Pas de développement durable sans l’élimination de la faim

30/05/2012

Sur la voie de Rio+20, la FAO appelle à un avenir plus sain pour les hommes et pour les écosystèmes - Le développement ne pourra être durable que si la faim et la malnutrition sont éradiquées, a indiqué la FAO dans un document stratégique préparé pour le Sommet Rio+20 qui se tiendra en juin à Rio de Janeiro.

"Le développement ne peut être qualifié de durable tant que persiste cette situation- où près d'un être humain sur sept -hommes, femmes et enfants- est laissé pour compte, victime de sous-alimentation", a déclaré le Directeur général de la FAO, José Graziano da Silva.

"La quête de sécurité alimentaire peut être le fil conducteur entre les différents enjeux auxquels nous sommes confrontés et contribuer à bâtir un avenir durable.
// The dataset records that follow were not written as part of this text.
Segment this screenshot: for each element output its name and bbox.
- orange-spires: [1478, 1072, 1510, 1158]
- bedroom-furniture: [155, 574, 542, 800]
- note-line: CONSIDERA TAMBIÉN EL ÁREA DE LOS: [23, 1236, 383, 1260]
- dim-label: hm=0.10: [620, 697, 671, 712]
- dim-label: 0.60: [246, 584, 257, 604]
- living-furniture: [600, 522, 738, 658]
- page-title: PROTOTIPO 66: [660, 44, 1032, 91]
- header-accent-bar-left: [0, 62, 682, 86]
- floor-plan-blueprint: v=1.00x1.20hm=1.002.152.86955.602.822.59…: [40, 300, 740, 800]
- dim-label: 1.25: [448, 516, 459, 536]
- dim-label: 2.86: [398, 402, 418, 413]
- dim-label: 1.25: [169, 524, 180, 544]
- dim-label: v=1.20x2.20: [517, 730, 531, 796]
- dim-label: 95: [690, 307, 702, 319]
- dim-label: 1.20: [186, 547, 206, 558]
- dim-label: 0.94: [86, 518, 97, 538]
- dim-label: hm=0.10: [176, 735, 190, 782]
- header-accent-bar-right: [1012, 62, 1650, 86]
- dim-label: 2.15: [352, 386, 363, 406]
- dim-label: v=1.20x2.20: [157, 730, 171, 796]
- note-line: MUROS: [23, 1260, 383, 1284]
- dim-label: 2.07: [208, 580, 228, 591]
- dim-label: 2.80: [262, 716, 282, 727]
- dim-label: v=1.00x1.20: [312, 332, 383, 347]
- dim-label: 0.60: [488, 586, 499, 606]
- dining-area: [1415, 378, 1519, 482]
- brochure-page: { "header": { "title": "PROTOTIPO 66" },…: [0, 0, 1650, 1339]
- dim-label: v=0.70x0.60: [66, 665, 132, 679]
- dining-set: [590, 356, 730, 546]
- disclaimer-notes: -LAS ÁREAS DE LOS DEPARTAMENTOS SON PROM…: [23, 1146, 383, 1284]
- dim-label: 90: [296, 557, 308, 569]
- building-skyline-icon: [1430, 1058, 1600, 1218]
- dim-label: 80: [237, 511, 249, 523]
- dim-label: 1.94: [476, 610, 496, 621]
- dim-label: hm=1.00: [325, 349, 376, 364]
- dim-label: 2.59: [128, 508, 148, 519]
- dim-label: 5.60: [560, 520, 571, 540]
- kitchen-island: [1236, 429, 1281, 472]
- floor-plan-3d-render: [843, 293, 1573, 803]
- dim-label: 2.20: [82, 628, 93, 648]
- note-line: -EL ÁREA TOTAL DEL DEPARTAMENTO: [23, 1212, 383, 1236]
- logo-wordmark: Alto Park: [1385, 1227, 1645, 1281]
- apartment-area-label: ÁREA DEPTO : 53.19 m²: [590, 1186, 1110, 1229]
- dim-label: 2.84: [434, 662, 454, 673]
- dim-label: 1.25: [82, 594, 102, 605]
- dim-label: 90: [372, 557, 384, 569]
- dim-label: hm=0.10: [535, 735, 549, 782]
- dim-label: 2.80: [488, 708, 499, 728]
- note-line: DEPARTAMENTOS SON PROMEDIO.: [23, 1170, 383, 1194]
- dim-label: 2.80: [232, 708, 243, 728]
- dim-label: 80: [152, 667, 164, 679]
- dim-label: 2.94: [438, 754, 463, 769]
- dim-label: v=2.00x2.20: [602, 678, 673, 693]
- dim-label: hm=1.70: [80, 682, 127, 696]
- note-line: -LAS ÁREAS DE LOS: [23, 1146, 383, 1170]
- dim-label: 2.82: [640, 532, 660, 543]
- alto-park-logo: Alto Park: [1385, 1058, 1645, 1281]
Le Sommet de Rio nous offre une occasion unique d'examiner la convergence entre les programmes de sécurité alimentaire et de durabilité pour garantir la réalisation de ces objectifs", a-t-il ajouté.

Selon le rapport, un des grands problèmes des systèmes alimentaires est qu'en dépit des progrès significatifs accomplis dans le développement et la production alimentaires, des centaines de millions de personnes sont affamées car elles manquent des moyens de produire ou d'acheter la nourriture qui leur permettrait de mener une vie saine et productive.

"Il est capital d'améliorer les systèmes agricoles et alimentaires si l'on veut créer un monde plus sain, tant pour les individus que pour les écosystèmes", ajoute la publication.

Le rapport "Vers l'avenir que nous voulons: En finir avec la faim et engager la transition vers des systémes agro-alimentaires durables", exhorte les gouvernements à établir des droits sur les ressources et à les sauvegarder, en particulier pour les pauvres; à intégrer des mesures d'incitation à la consommation et à la production durables dans les systèmes alimentaires; à promouvoir le bon fonctionnement et l'équité des marchés agricoles et alimentaires; à réduire les risques et à accroître la résilience des plus vulnérables; et à investir des ressources publiques dans des biens publics essentiels, notamment dans l'innovation et les infrastructures.